Data Regulation, Architecture and Technology
Data Regulation
- Data Regulation: what regulations do your organisations near to adhere to, but more broadly, what are those regulations underpinned by in terms of policies and standards in your organisation; and how do they affect the way that you handle data and the way that you would design your IT systems.
Speaking with industry insight, Rich Jordan, Enterprise Solutions Architect from Curiosity Software, considers there’s a need to identify and categorise data in two specific ways: at an IT System level, but also an organisational level, ie, data flows and data models.
In effect, GDPR regulation needn’t limit your test data capability, and not all live data should be considered as personal identifiable information (PII), sensitive personal information (SPI), or commercially sensitive information.
If you're actually complementing these regulations by fully understanding how your organisation deals with sensitive data you can deliver a far better and effective test data strategy and accelerate your testing journey.
Architecture and Technology
- Architecture and Technology: organisations will have a spectrum of technologies, both old and new. How do these technologies and the way they integrate create challenges in the way that you test and the way that you get your data into your systems to allow you to test.

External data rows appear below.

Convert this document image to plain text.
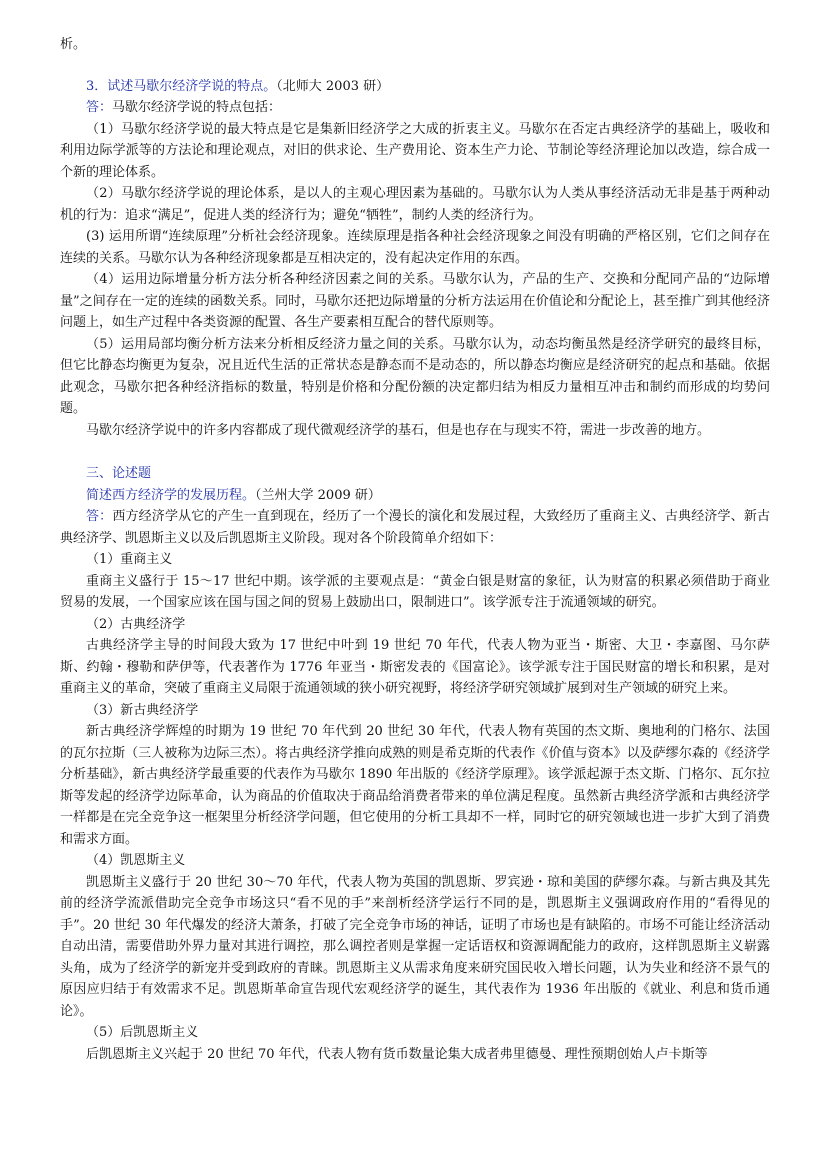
析。

3．试述马歇尔经济学说的特点。（北师大 2003 研）

答：马歇尔经济学说的特点包括：

（1）马歇尔经济学说的最大特点是它是集新旧经济学之大成的折衷主义。马歇尔在否定古典经济学的基础上，吸收和利用边际学派等的方法论和理论观点，对旧的供求论、生产费用论、资本生产力论、节制论等经济理论加以改造，综合成一个新的理论体系。

（2）马歇尔经济学说的理论体系，是以人的主观心理因素为基础的。马歇尔认为人类从事经济活动无非是基于两种动机的行为：追求“满足”，促进人类的经济行为；避免“牺牲”，制约人类的经济行为。

(3) 运用所谓“连续原理”分析社会经济现象。连续原理是指各种社会经济现象之间没有明确的严格区别，它们之间存在连续的关系。马歇尔认为各种经济现象都是互相决定的，没有起决定作用的东西。

（4）运用边际增量分析方法分析各种经济因素之间的关系。马歇尔认为，产品的生产、交换和分配同产品的“边际增量”之间存在一定的连续的函数关系。同时，马歇尔还把边际增量的分析方法运用在价值论和分配论上，甚至推广到其他经济问题上，如生产过程中各类资源的配置、各生产要素相互配合的替代原则等。

（5）运用局部均衡分析方法来分析相反经济力量之间的关系。马歇尔认为，动态均衡虽然是经济学研究的最终目标，但它比静态均衡更为复杂，况且近代生活的正常状态是静态而不是动态的，所以静态均衡应是经济研究的起点和基础。依据此观念，马歇尔把各种经济指标的数量，特别是价格和分配份额的决定都归结为相反力量相互冲击和制约而形成的均势问题。

马歇尔经济学说中的许多内容都成了现代微观经济学的基石，但是也存在与现实不符，需进一步改善的地方。

三、论述题

简述西方经济学的发展历程。（兰州大学 2009 研）

答：西方经济学从它的产生一直到现在，经历了一个漫长的演化和发展过程，大致经历了重商主义、古典经济学、新古典经济学、凯恩斯主义以及后凯恩斯主义阶段。现对各个阶段简单介绍如下：

（1）重商主义

重商主义盛行于 15～17 世纪中期。该学派的主要观点是：“黄金白银是财富的象征，认为财富的积累必须借助于商业贸易的发展，一个国家应该在国与国之间的贸易上鼓励出口，限制进口”。该学派专注于流通领域的研究。

（2）古典经济学

古典经济学主导的时间段大致为 17 世纪中叶到 19 世纪 70 年代，代表人物为亚当・斯密、大卫・李嘉图、马尔萨斯、约翰・穆勒和萨伊等，代表著作为 1776 年亚当・斯密发表的《国富论》。该学派专注于国民财富的增长和积累，是对重商主义的革命，突破了重商主义局限于流通领域的狭小研究视野，将经济学研究领域扩展到对生产领域的研究上来。

（3）新古典经济学

新古典经济学辉煌的时期为 19 世纪 70 年代到 20 世纪 30 年代，代表人物有英国的杰文斯、奥地利的门格尔、法国的瓦尔拉斯（三人被称为边际三杰）。将古典经济学推向成熟的则是希克斯的代表作《价值与资本》以及萨缪尔森的《经济学分析基础》，新古典经济学最重要的代表作为马歇尔 1890 年出版的《经济学原理》。该学派起源于杰文斯、门格尔、瓦尔拉斯等发起的经济学边际革命，认为商品的价值取决于商品给消费者带来的单位满足程度。虽然新古典经济学派和古典经济学一样都是在完全竞争这一框架里分析经济学问题，但它使用的分析工具却不一样，同时它的研究领域也进一步扩大到了消费和需求方面。

（4）凯恩斯主义

凯恩斯主义盛行于 20 世纪 30～70 年代，代表人物为英国的凯恩斯、罗宾逊・琼和美国的萨缪尔森。与新古典及其先前的经济学流派借助完全竞争市场这只“看不见的手”来剖析经济学运行不同的是，凯恩斯主义强调政府作用的“看得见的手”。20 世纪 30 年代爆发的经济大萧条，打破了完全竞争市场的神话，证明了市场也是有缺陷的。市场不可能让经济活动自动出清，需要借助外界力量对其进行调控，那么调控者则是掌握一定话语权和资源调配能力的政府，这样凯恩斯主义崭露头角，成为了经济学的新宠并受到政府的青睐。凯恩斯主义从需求角度来研究国民收入增长问题，认为失业和经济不景气的原因应归结于有效需求不足。凯恩斯革命宣告现代宏观经济学的诞生，其代表作为 1936 年出版的《就业、利息和货币通论》。

（5）后凯恩斯主义

后凯恩斯主义兴起于 20 世纪 70 年代，代表人物有货币数量论集大成者弗里德曼、理性预期创始人卢卡斯等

Taking the architectural principle of Loose Coupling could this help manage integrated systems, ie, going from Mainframe to SQL, then to NoSQL databases, or be a useful principle for such an event streaming architecture like Kafka or a Microservices architecture?
Ultimately, do you know what are your organisation’s core technologies which hold data and how they relate to any architectural principles already implemented?
The benefit of knowing the answer to this question is that you’ll be concentrating test effort and minimising the volume of test Data needed.